The AI-facing layer lives in dataface/ai/schema_context.py.

This layer is not about discovering new facts. It is about taking the cached and enriched facts and turning them into something an LLM can consume efficiently.

There are two important functions:

  • format_table_context(table) produces a structured AI payload for one table
  • get_schema_context() produces a compact multi-table schema summary string

What format_table_context() adds

It takes a table profile and returns:

  • ai_context_version
  • formatted
  • selected_description
  • selected_source
  • description_candidates
  • column_descriptions

This is a different contract from the raw profiler contract. The profiler contract is about profiling output. The AI context contract is about prompt-safe consumption.

The AI contract reference lives in:

dataface/ai/AI_CONTEXT_CONTRACT.md

Description merging

format_table_context() supports a generalized description_candidates model and resolves it through the description merge engine.

The current priority stack is:

  1. dbt_schema_yml
  2. database_comment
  3. curated
  4. inferred

Today, much of the persisted inspector enrichment is still stored as dbt_descriptions in the cache artifact, while the AI layer is already built to support the more general description_candidates contract. That is worth knowing when reasoning about where a specific description came from.

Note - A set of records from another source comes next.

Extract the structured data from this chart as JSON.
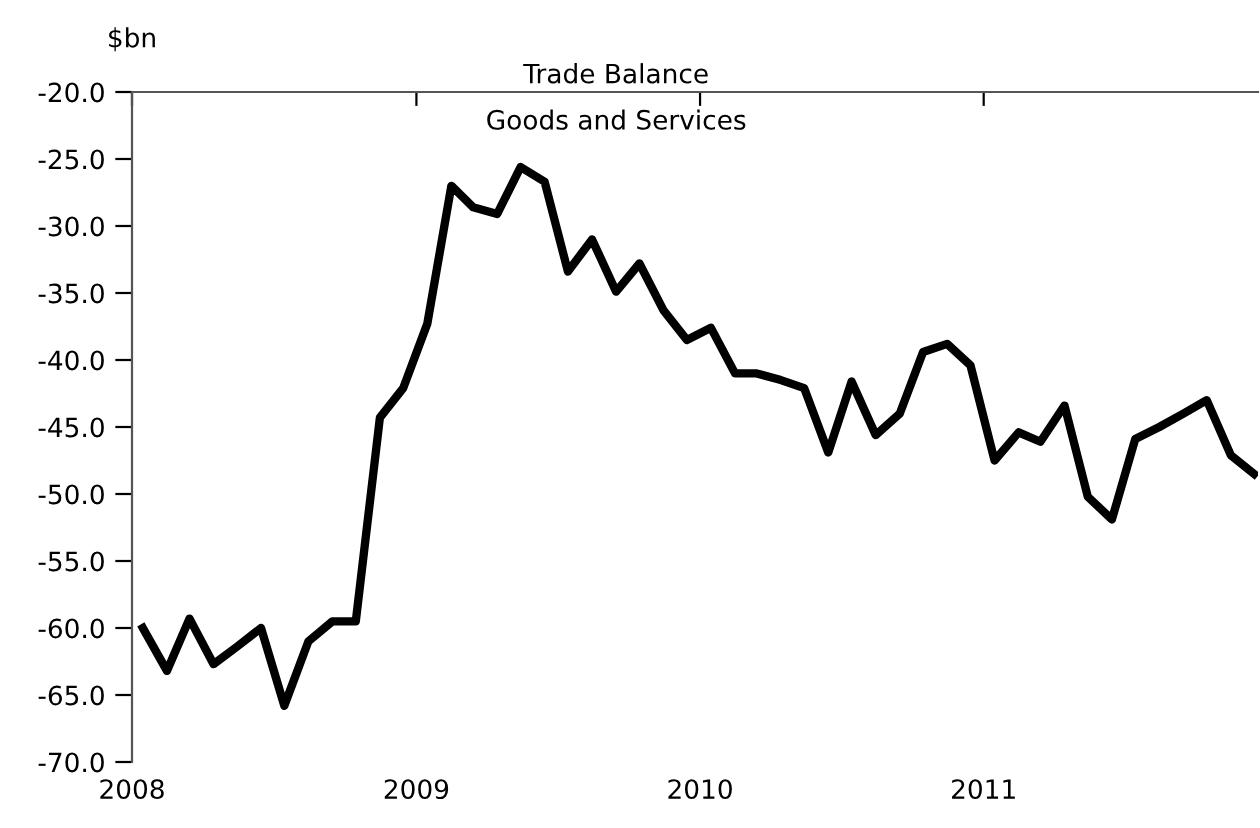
{
  "chart_data": {
    "type": "line",
    "title": "Trade Balance",
    "subtitle": "Goods and Services",
    "ylabel": "$bn",
    "x": [
      "2008-01-15",
      "2008-02-15",
      "2008-03-15",
      "2008-04-15",
      "2008-05-15",
      "2008-06-15",
      "2008-07-15",
      "2008-08-15",
      "2008-09-15",
      "2008-10-15",
      "2008-11-15",
      "2008-12-15",
      "2009-01-15",
      "2009-02-15",
      "2009-03-15",
      "2009-04-15",
      "2009-05-15",
      "2009-06-15",
      "2009-07-15",
      "2009-08-15",
      "2009-09-15",
      "2009-10-15",
      "2009-11-15",
      "2009-12-15",
      "2010-01-15",
      "2010-02-15",
      "2010-03-15",
      "2010-04-15",
      "2010-05-15",
      "2010-06-15",
      "2010-07-15",
      "2010-08-15",
      "2010-09-15",
      "2010-10-15",
      "2010-11-15",
      "2010-12-15",
      "2011-01-15",
      "2011-02-15",
      "2011-03-15",
      "2011-04-15",
      "2011-05-15",
      "2011-06-15",
      "2011-07-15",
      "2011-08-15",
      "2011-09-15",
      "2011-10-15",
      "2011-11-15",
      "2011-12-15"
    ],
    "series": [
      {
        "color": "#000000",
        "values": [
          -60.0,
          -63.2,
          -59.3,
          -62.7,
          -61.4,
          -60.0,
          -65.8,
          -61.0,
          -59.5,
          -59.5,
          -44.3,
          -42.1,
          -37.3,
          -27.0,
          -28.6,
          -29.1,
          -25.6,
          -26.7,
          -33.4,
          -31.0,
          -34.9,
          -32.8,
          -36.3,
          -38.5,
          -37.6,
          -41.0,
          -41.0,
          -41.5,
          -42.1,
          -46.9,
          -41.6,
          -45.6,
          -44.0,
          -39.4,
          -38.8,
          -40.4,
          -47.5,
          -45.4,
          -46.1,
          -43.4,
          -50.2,
          -51.9,
          -45.9,
          -45.0,
          -44.0,
          -43.0,
          -47.1,
          -48.5
        ]
      }
    ],
    "xlim": [
      "2008-01-01",
      "2011-12-20"
    ],
    "xticks": [
      {
        "value": "2008-01-01",
        "label": "2008"
      },
      {
        "value": "2009-01-01",
        "label": "2009"
      },
      {
        "value": "2010-01-01",
        "label": "2010"
      },
      {
        "value": "2011-01-01",
        "label": "2011"
      }
    ],
    "ylim": [
      -70,
      -20
    ],
    "yticks": [
      {
        "value": -70,
        "label": "-70.0"
      },
      {
        "value": -65,
        "label": "-65.0"
      },
      {
        "value": -60,
        "label": "-60.0"
      },
      {
        "value": -55,
        "label": "-55.0"
      },
      {
        "value": -50,
        "label": "-50.0"
      },
      {
        "value": -45,
        "label": "-45.0"
      },
      {
        "value": -40,
        "label": "-40.0"
      },
      {
        "value": -35,
        "label": "-35.0"
      },
      {
        "value": -30,
        "label": "-30.0"
      },
      {
        "value": -25,
        "label": "-25.0"
      },
      {
        "value": -20,
        "label": "-20.0"
      }
    ],
    "grid": false,
    "legend": false,
    "marker": "none",
    "line_style": "solid"
  }
}
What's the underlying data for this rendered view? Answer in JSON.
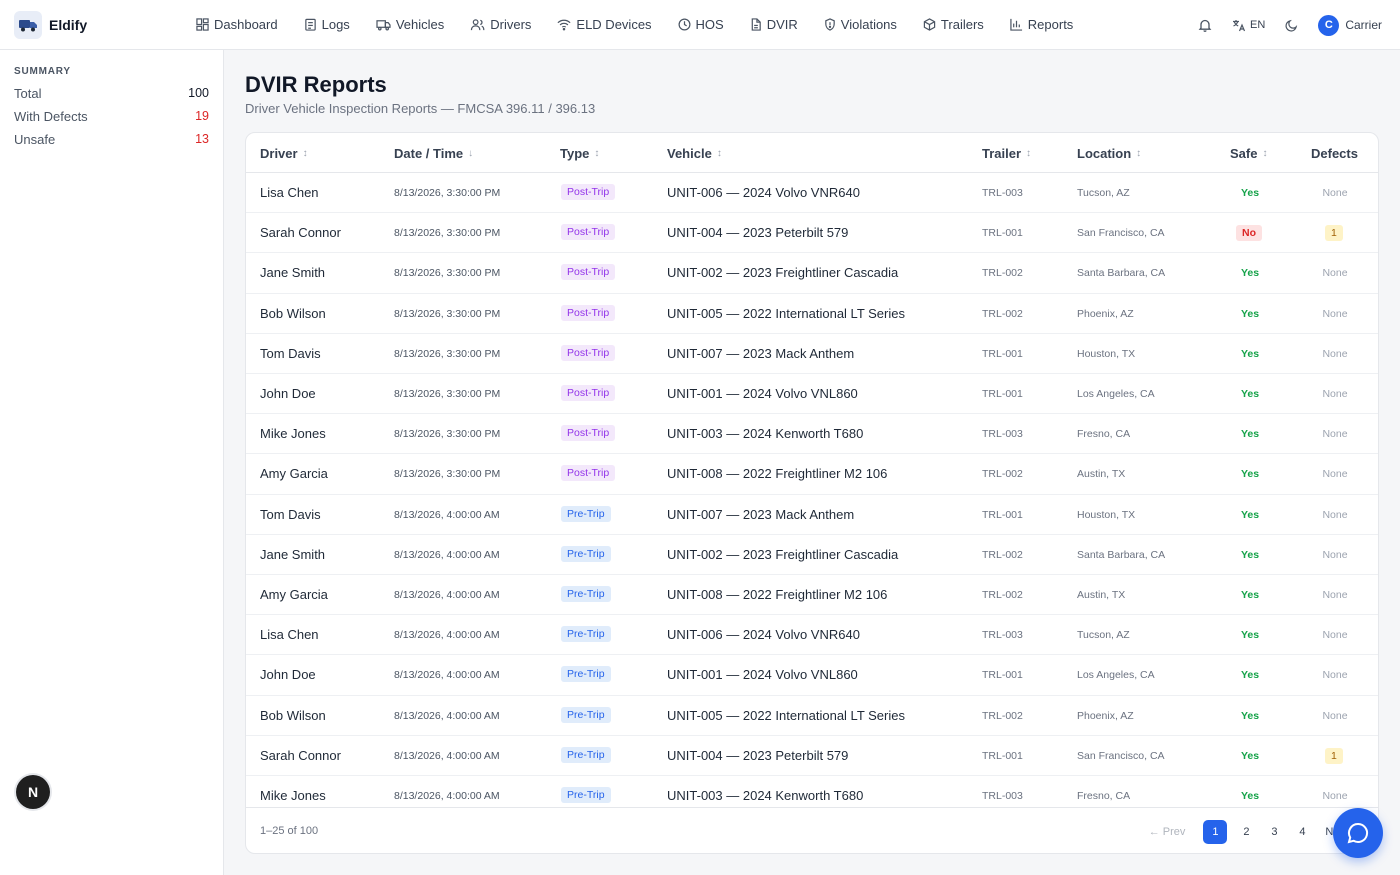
{
  "brand": {
    "name": "Eldify"
  },
  "nav": {
    "items": [
      {
        "label": "Dashboard",
        "icon": "dashboard-icon"
      },
      {
        "label": "Logs",
        "icon": "logs-icon"
      },
      {
        "label": "Vehicles",
        "icon": "truck-icon"
      },
      {
        "label": "Drivers",
        "icon": "users-icon"
      },
      {
        "label": "ELD Devices",
        "icon": "wifi-icon"
      },
      {
        "label": "HOS",
        "icon": "clock-icon"
      },
      {
        "label": "DVIR",
        "icon": "file-icon"
      },
      {
        "label": "Violations",
        "icon": "shield-icon"
      },
      {
        "label": "Trailers",
        "icon": "box-icon"
      },
      {
        "label": "Reports",
        "icon": "bar-chart-icon"
      }
    ]
  },
  "topright": {
    "lang": "EN",
    "avatar_initial": "C",
    "account_name": "Carrier"
  },
  "summary": {
    "title": "SUMMARY",
    "total_label": "Total",
    "total_value": "100",
    "defects_label": "With Defects",
    "defects_value": "19",
    "unsafe_label": "Unsafe",
    "unsafe_value": "13"
  },
  "page": {
    "title": "DVIR Reports",
    "subtitle": "Driver Vehicle Inspection Reports — FMCSA 396.11 / 396.13"
  },
  "table": {
    "headers": {
      "driver": "Driver",
      "datetime": "Date / Time",
      "type": "Type",
      "vehicle": "Vehicle",
      "trailer": "Trailer",
      "location": "Location",
      "safe": "Safe",
      "defects": "Defects"
    },
    "rows": [
      {
        "driver": "Lisa Chen",
        "datetime": "8/13/2026, 3:30:00 PM",
        "type": "Post-Trip",
        "vehicle": "UNIT-006 — 2024 Volvo VNR640",
        "trailer": "TRL-003",
        "location": "Tucson, AZ",
        "safe": "Yes",
        "defects": "None"
      },
      {
        "driver": "Sarah Connor",
        "datetime": "8/13/2026, 3:30:00 PM",
        "type": "Post-Trip",
        "vehicle": "UNIT-004 — 2023 Peterbilt 579",
        "trailer": "TRL-001",
        "location": "San Francisco, CA",
        "safe": "No",
        "defects": "1"
      },
      {
        "driver": "Jane Smith",
        "datetime": "8/13/2026, 3:30:00 PM",
        "type": "Post-Trip",
        "vehicle": "UNIT-002 — 2023 Freightliner Cascadia",
        "trailer": "TRL-002",
        "location": "Santa Barbara, CA",
        "safe": "Yes",
        "defects": "None"
      },
      {
        "driver": "Bob Wilson",
        "datetime": "8/13/2026, 3:30:00 PM",
        "type": "Post-Trip",
        "vehicle": "UNIT-005 — 2022 International LT Series",
        "trailer": "TRL-002",
        "location": "Phoenix, AZ",
        "safe": "Yes",
        "defects": "None"
      },
      {
        "driver": "Tom Davis",
        "datetime": "8/13/2026, 3:30:00 PM",
        "type": "Post-Trip",
        "vehicle": "UNIT-007 — 2023 Mack Anthem",
        "trailer": "TRL-001",
        "location": "Houston, TX",
        "safe": "Yes",
        "defects": "None"
      },
      {
        "driver": "John Doe",
        "datetime": "8/13/2026, 3:30:00 PM",
        "type": "Post-Trip",
        "vehicle": "UNIT-001 — 2024 Volvo VNL860",
        "trailer": "TRL-001",
        "location": "Los Angeles, CA",
        "safe": "Yes",
        "defects": "None"
      },
      {
        "driver": "Mike Jones",
        "datetime": "8/13/2026, 3:30:00 PM",
        "type": "Post-Trip",
        "vehicle": "UNIT-003 — 2024 Kenworth T680",
        "trailer": "TRL-003",
        "location": "Fresno, CA",
        "safe": "Yes",
        "defects": "None"
      },
      {
        "driver": "Amy Garcia",
        "datetime": "8/13/2026, 3:30:00 PM",
        "type": "Post-Trip",
        "vehicle": "UNIT-008 — 2022 Freightliner M2 106",
        "trailer": "TRL-002",
        "location": "Austin, TX",
        "safe": "Yes",
        "defects": "None"
      },
      {
        "driver": "Tom Davis",
        "datetime": "8/13/2026, 4:00:00 AM",
        "type": "Pre-Trip",
        "vehicle": "UNIT-007 — 2023 Mack Anthem",
        "trailer": "TRL-001",
        "location": "Houston, TX",
        "safe": "Yes",
        "defects": "None"
      },
      {
        "driver": "Jane Smith",
        "datetime": "8/13/2026, 4:00:00 AM",
        "type": "Pre-Trip",
        "vehicle": "UNIT-002 — 2023 Freightliner Cascadia",
        "trailer": "TRL-002",
        "location": "Santa Barbara, CA",
        "safe": "Yes",
        "defects": "None"
      },
      {
        "driver": "Amy Garcia",
        "datetime": "8/13/2026, 4:00:00 AM",
        "type": "Pre-Trip",
        "vehicle": "UNIT-008 — 2022 Freightliner M2 106",
        "trailer": "TRL-002",
        "location": "Austin, TX",
        "safe": "Yes",
        "defects": "None"
      },
      {
        "driver": "Lisa Chen",
        "datetime": "8/13/2026, 4:00:00 AM",
        "type": "Pre-Trip",
        "vehicle": "UNIT-006 — 2024 Volvo VNR640",
        "trailer": "TRL-003",
        "location": "Tucson, AZ",
        "safe": "Yes",
        "defects": "None"
      },
      {
        "driver": "John Doe",
        "datetime": "8/13/2026, 4:00:00 AM",
        "type": "Pre-Trip",
        "vehicle": "UNIT-001 — 2024 Volvo VNL860",
        "trailer": "TRL-001",
        "location": "Los Angeles, CA",
        "safe": "Yes",
        "defects": "None"
      },
      {
        "driver": "Bob Wilson",
        "datetime": "8/13/2026, 4:00:00 AM",
        "type": "Pre-Trip",
        "vehicle": "UNIT-005 — 2022 International LT Series",
        "trailer": "TRL-002",
        "location": "Phoenix, AZ",
        "safe": "Yes",
        "defects": "None"
      },
      {
        "driver": "Sarah Connor",
        "datetime": "8/13/2026, 4:00:00 AM",
        "type": "Pre-Trip",
        "vehicle": "UNIT-004 — 2023 Peterbilt 579",
        "trailer": "TRL-001",
        "location": "San Francisco, CA",
        "safe": "Yes",
        "defects": "1"
      },
      {
        "driver": "Mike Jones",
        "datetime": "8/13/2026, 4:00:00 AM",
        "type": "Pre-Trip",
        "vehicle": "UNIT-003 — 2024 Kenworth T680",
        "trailer": "TRL-003",
        "location": "Fresno, CA",
        "safe": "Yes",
        "defects": "None"
      }
    ]
  },
  "pagination": {
    "range": "1–25 of 100",
    "prev": "← Prev",
    "pages": [
      "1",
      "2",
      "3",
      "4"
    ],
    "next": "Next"
  },
  "widgets": {
    "nextjs_badge": "N",
    "chat_icon": "chat-icon"
  },
  "colors": {
    "accent": "#2563eb",
    "danger": "#dc2626",
    "success": "#16a34a"
  }
}
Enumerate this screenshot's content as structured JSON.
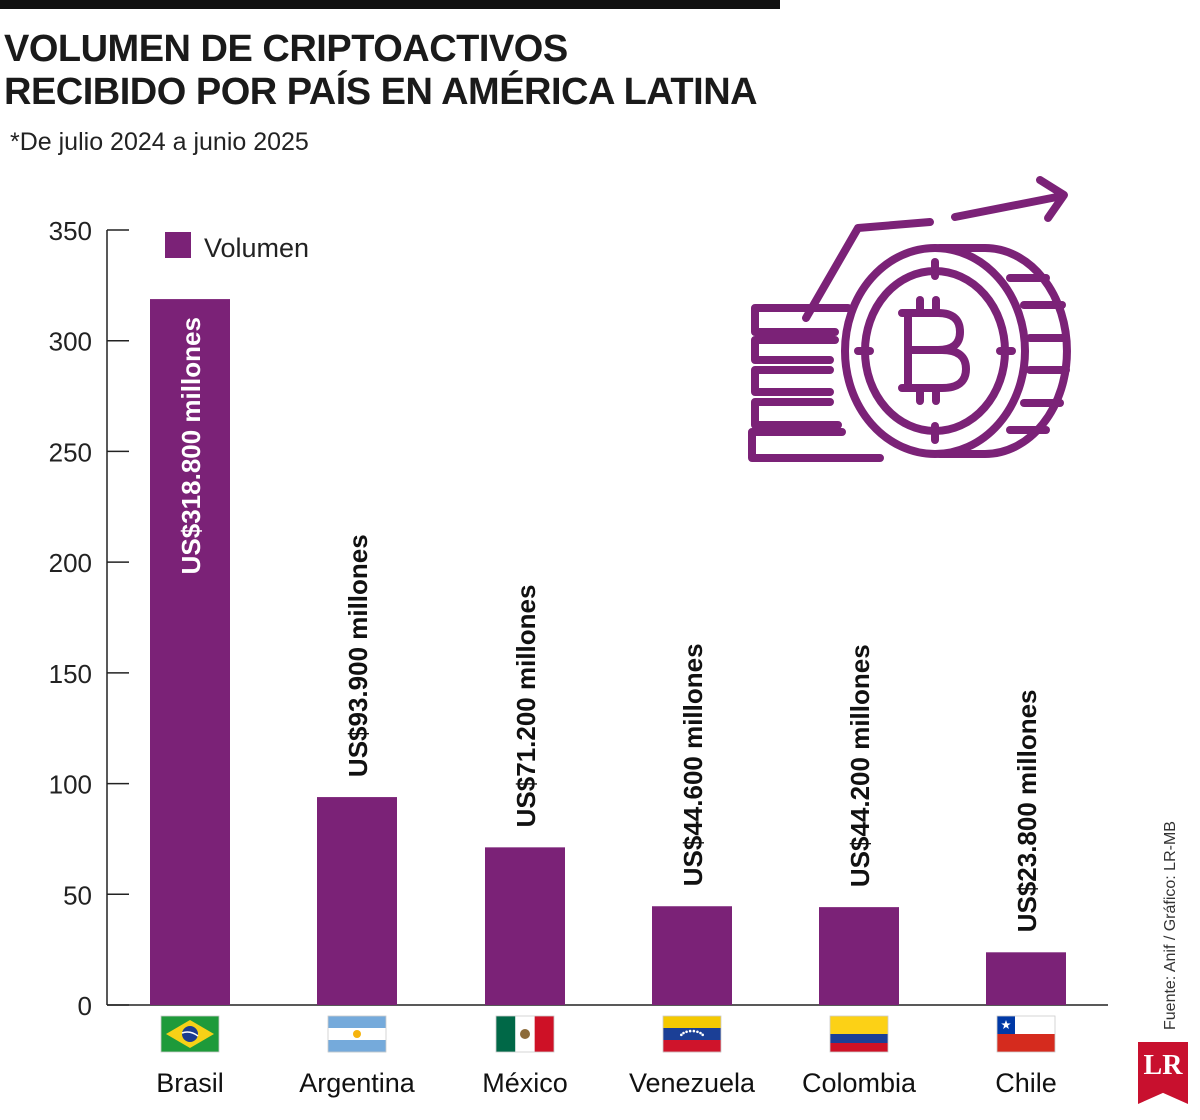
{
  "header": {
    "title_line1": "VOLUMEN DE CRIPTOACTIVOS",
    "title_line2": "RECIBIDO POR PAÍS EN AMÉRICA LATINA",
    "subtitle": "*De julio 2024 a junio 2025"
  },
  "footer": {
    "source": "Fuente: Anif / Gráfico: LR-MB",
    "logo_text": "LR"
  },
  "colors": {
    "bar": "#7b2277",
    "axis": "#222222",
    "logo": "#c8102e"
  },
  "icons": [
    "bitcoin-coins-growth-icon",
    "flag-brazil-icon",
    "flag-argentina-icon",
    "flag-mexico-icon",
    "flag-venezuela-icon",
    "flag-colombia-icon",
    "flag-chile-icon"
  ],
  "chart_data": {
    "type": "bar",
    "title": "VOLUMEN DE CRIPTOACTIVOS RECIBIDO POR PAÍS EN AMÉRICA LATINA",
    "subtitle": "*De julio 2024 a junio 2025",
    "categories": [
      "Brasil",
      "Argentina",
      "México",
      "Venezuela",
      "Colombia",
      "Chile"
    ],
    "series": [
      {
        "name": "Volumen",
        "values": [
          318.8,
          93.9,
          71.2,
          44.6,
          44.2,
          23.8
        ],
        "labels": [
          "US$318.800 millones",
          "US$93.900 millones",
          "US$71.200 millones",
          "US$44.600 millones",
          "US$44.200 millones",
          "US$23.800 millones"
        ]
      }
    ],
    "yticks": [
      0,
      50,
      100,
      150,
      200,
      250,
      300,
      350
    ],
    "ylim": [
      0,
      350
    ],
    "xlabel": "",
    "ylabel": "",
    "grid": false,
    "legend": "top-left",
    "flags": [
      "brazil",
      "argentina",
      "mexico",
      "venezuela",
      "colombia",
      "chile"
    ]
  }
}
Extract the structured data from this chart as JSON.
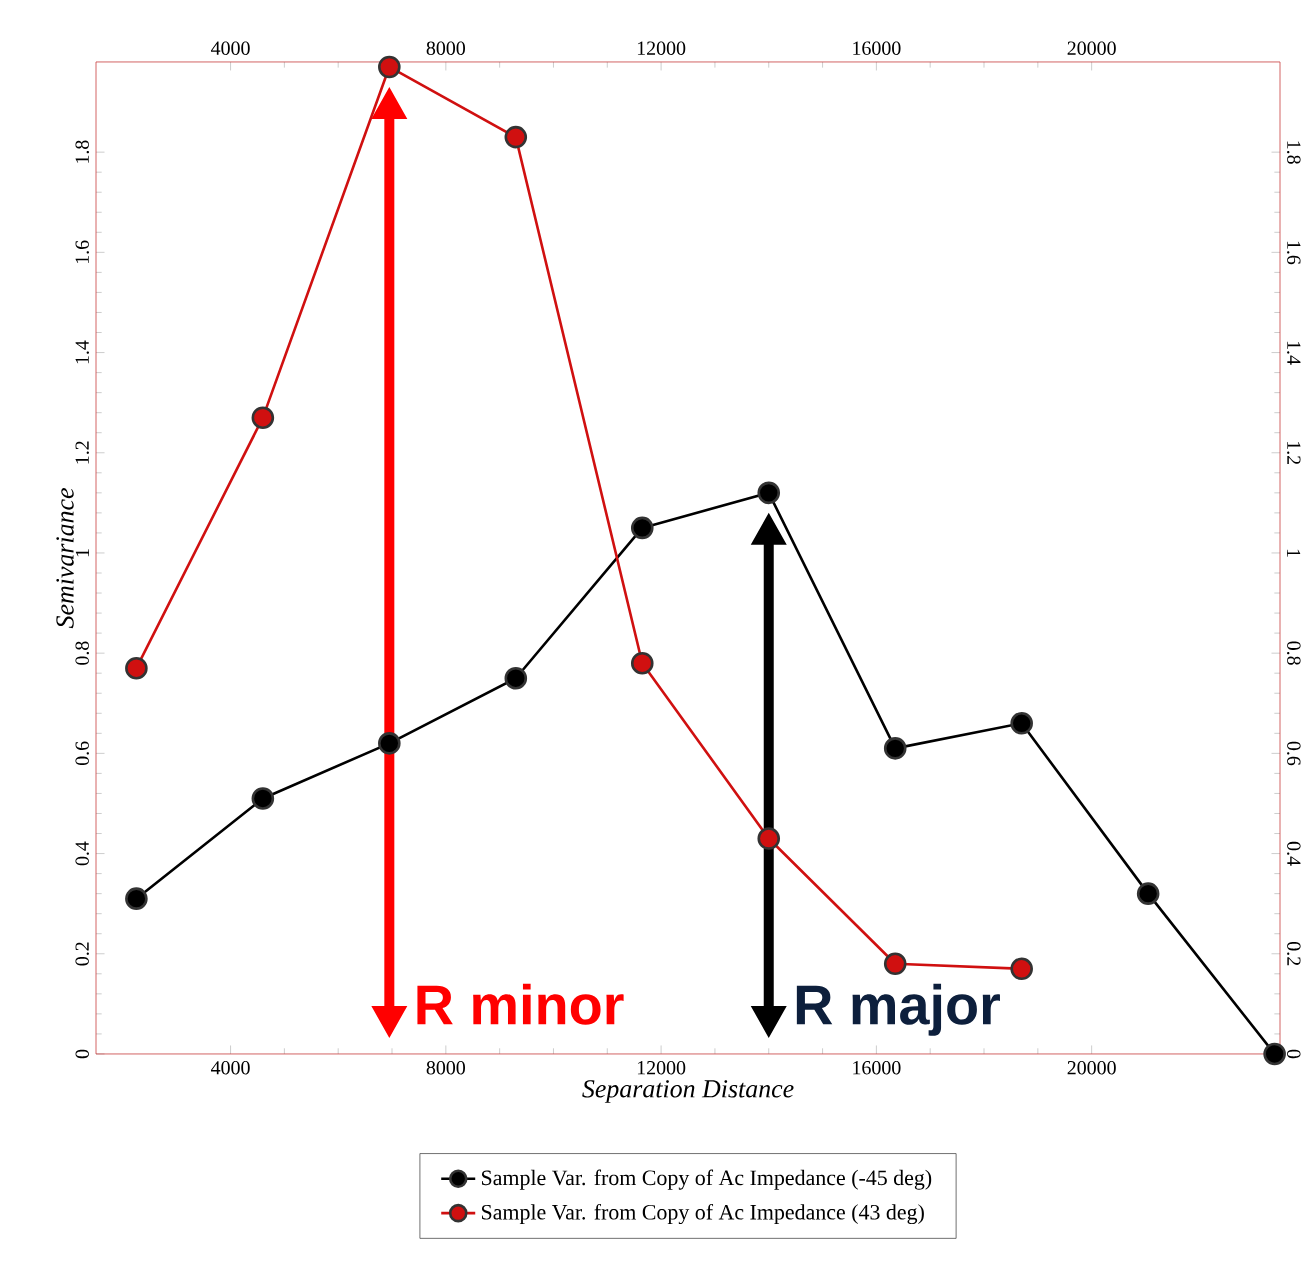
{
  "chart_data": {
    "type": "line",
    "xlabel": "Separation Distance",
    "ylabel": "Semivariance",
    "xlim": [
      1500,
      23500
    ],
    "xticks": [
      4000,
      8000,
      12000,
      16000,
      20000
    ],
    "x2lim": [
      1500,
      23500
    ],
    "x2ticks": [
      4000,
      8000,
      12000,
      16000,
      20000
    ],
    "ylim": [
      0,
      1.98
    ],
    "yticks": [
      0,
      0.2,
      0.4,
      0.6,
      0.8,
      1,
      1.2,
      1.4,
      1.6,
      1.8
    ],
    "y2lim": [
      0,
      1.98
    ],
    "y2ticks": [
      0,
      0.2,
      0.4,
      0.6,
      0.8,
      1,
      1.2,
      1.4,
      1.6,
      1.8
    ],
    "marker": "circle",
    "legend": "bottom",
    "series": [
      {
        "name": "Sample Var. from Copy of Ac Impedance (-45 deg)",
        "color": "#000000",
        "x": [
          2250,
          4600,
          6950,
          9300,
          11650,
          14000,
          16350,
          18700,
          21050,
          23400
        ],
        "values": [
          0.31,
          0.51,
          0.62,
          0.75,
          1.05,
          1.12,
          0.61,
          0.66,
          0.32,
          0.0
        ]
      },
      {
        "name": "Sample Var. from Copy of Ac Impedance (43 deg)",
        "color": "#d01010",
        "x": [
          2250,
          4600,
          6950,
          9300,
          11650,
          14000,
          16350,
          18700
        ],
        "values": [
          0.77,
          1.27,
          1.97,
          1.83,
          0.78,
          0.43,
          0.18,
          0.17
        ]
      }
    ],
    "annotations": [
      "R minor",
      "R major"
    ]
  }
}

Layer 7: Consumer-specific views

Once the stack above exists, different surfaces take different slices of it.

catalog()

catalog() exposes an AI-friendly browsing surface:

  • table listing uses cached profiles when available
  • cache misses fall back to live schema introspection
  • single-table deep profiling is opt-in via force_refresh=True

The list response is intentionally slimmer than the raw profile contract. It keeps only the fields that help with exploration.

Inspect dashboards

Inspect dashboards use the cached artifact and inspect templates to render a UI over the same underlying profile data.

AI prompts and playground

get_schema_context() produces a compact text summary of the schema. It prefers cached profiles, but if a table has never been profiled it can still include the live column list so AI flows do not fail hard on a cold start.

Boundary rules

The main design rule is that each layer owns a different job:

  • inspector/profile layer owns factual table metadata
  • storage layer owns persistence and catalog-wide baking
  • relationship layer owns cross-table reasoning
  • description layer owns provenance
  • AI context layer owns compact formatting and merge presentation

That separation is what keeps the system extensible. If a new consumer needs the raw contract, it can stop at the artifact layer. If it needs LLM-friendly text, it can consume the AI context layer instead.